Это весьма многозначительное многоточие взято из оригинала. Через несколько абзацев автор доклада уже в ином, гораздо более бодром тоне приступает к описанию второго этапа борьбы. «В первых числах декабря во время совещания, созванного в отделе кадров в связи с контрольными посещениями больных на дому, дирекция вроде бы проявила готовность не настаивать на своем решении и соглашалась обсудить требование Внутренней комиссии о сокращении общего числа увольнений, которые тем временем дошли до буквы „П“. Наши профсоюзные работники, действуя энергично и единым фронтом, добились очень неплохих результатов: за неделю до рождества один из наших циркуляров (смотри приложение № 22 – „Победили рабочие“) сообщал, что с увольнениями покончено. Число „уволенных по собственному желанию“ было сокращено в итоге на 50 единиц. Успех дела был обеспечен отчасти благодаря своевременному и решительному вмешательству профсоюзов, но, главным образом, благодаря нажиму со стороны масс, а также ценной поддержке ФИОМ и местных организаций рабочих партий…»
– Сколько людей приложили руку к этому гнусному делу! – возмутилась Га-вацци, прерывая чтение «совершенно секретного» доклада. – Хозяевам даже удалось заставить нас, Внутреннюю комиссию, расписаться в том, что мы согласны с увольнением ста семидесяти трех рабочих, не считая тех, кто ушел «по собственному желанию»… Ничего себе, «успех»! Сварганили дельце!
Сантина: – Я прикинула, сто семьдесят все же лучше, чем…
Сильвия: – Ну, а если дирекция решит в будущем месяце уволить двадцать человек с «Бронделей»?
Амелия: – Ты сама слышала?! Действительно распустят по домам двадцать человек с «Бронделей»?

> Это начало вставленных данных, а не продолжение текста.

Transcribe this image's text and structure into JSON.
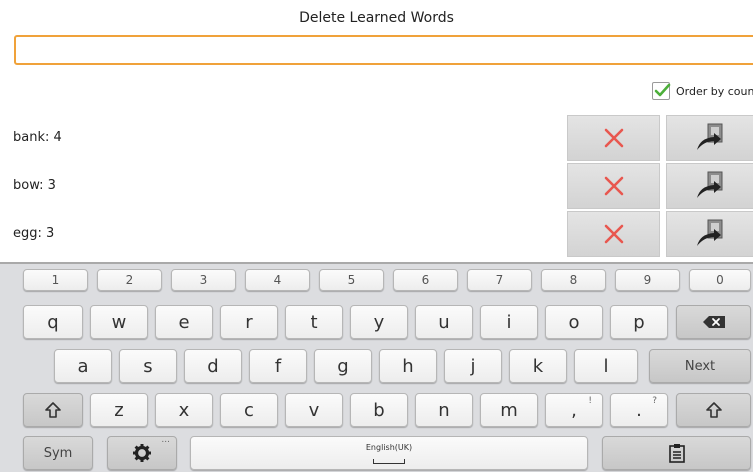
{
  "header": {
    "title": "Delete Learned Words"
  },
  "search": {
    "value": "",
    "placeholder": ""
  },
  "order_by": {
    "label": "Order by coun",
    "checked": true
  },
  "words": [
    {
      "label": "bank: 4"
    },
    {
      "label": "bow: 3"
    },
    {
      "label": "egg: 3"
    }
  ],
  "colors": {
    "accent": "#f0a23a",
    "delete": "#e8574f",
    "check": "#4caf3a"
  },
  "icons": {
    "delete": "close-icon",
    "move": "export-arrow-icon",
    "settings": "gear-icon",
    "clipboard": "clipboard-icon",
    "shift": "shift-arrow-icon",
    "backspace": "backspace-icon"
  },
  "keyboard": {
    "numbers": [
      "1",
      "2",
      "3",
      "4",
      "5",
      "6",
      "7",
      "8",
      "9",
      "0"
    ],
    "row1": [
      "q",
      "w",
      "e",
      "r",
      "t",
      "y",
      "u",
      "i",
      "o",
      "p"
    ],
    "row2": [
      "a",
      "s",
      "d",
      "f",
      "g",
      "h",
      "j",
      "k",
      "l"
    ],
    "row3": [
      "z",
      "x",
      "c",
      "v",
      "b",
      "n",
      "m"
    ],
    "comma": ",",
    "comma_alt": "!",
    "period": ".",
    "period_alt": "?",
    "next_label": "Next",
    "sym_label": "Sym",
    "space_label": "English(UK)",
    "settings_more": "..."
  }
}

Сильвия: – Дирекция считает, что «Брондели» стали нерентабельными и что их надо убрать. Высвободятся сорок человек, куда их девать? Стычка с Внутренней комиссией. Они грозят нам, мы – им. Вмешивается ФИОМ… В результате мы даже оглянуться не успеем, как двадцать товарищей с «Бронделей», а дирекции только того и надо, окажутся за воротами. Выпустим еще одну листовку «Победили рабочие» и 1ем ограничимся.
Сантина: – Двадцать человек… Значит и нас, с намоточных, тоже…
– Да нет, это я так, к слову!
Но по одним этим разговорам можно судить, какая неуверенность, какая растерянность владеют людьми, хотя увольнения за несколько недель до этого полностью прекратились.
Маньялос по природе нытик и маловер, но и он сменил пластинку. Раньше все вопил: «Хватит бастовать! Издергали рабочего человека! Издеваетесь!» А теперь заговорил по-другому:
– Уж не заключили ли пакт с самим дьяволом наши господа из Внутренней комиссии? Не обязались ли погрузиться в спячку на неопределенный срок, лишь бы уволили на несколько человек меньше?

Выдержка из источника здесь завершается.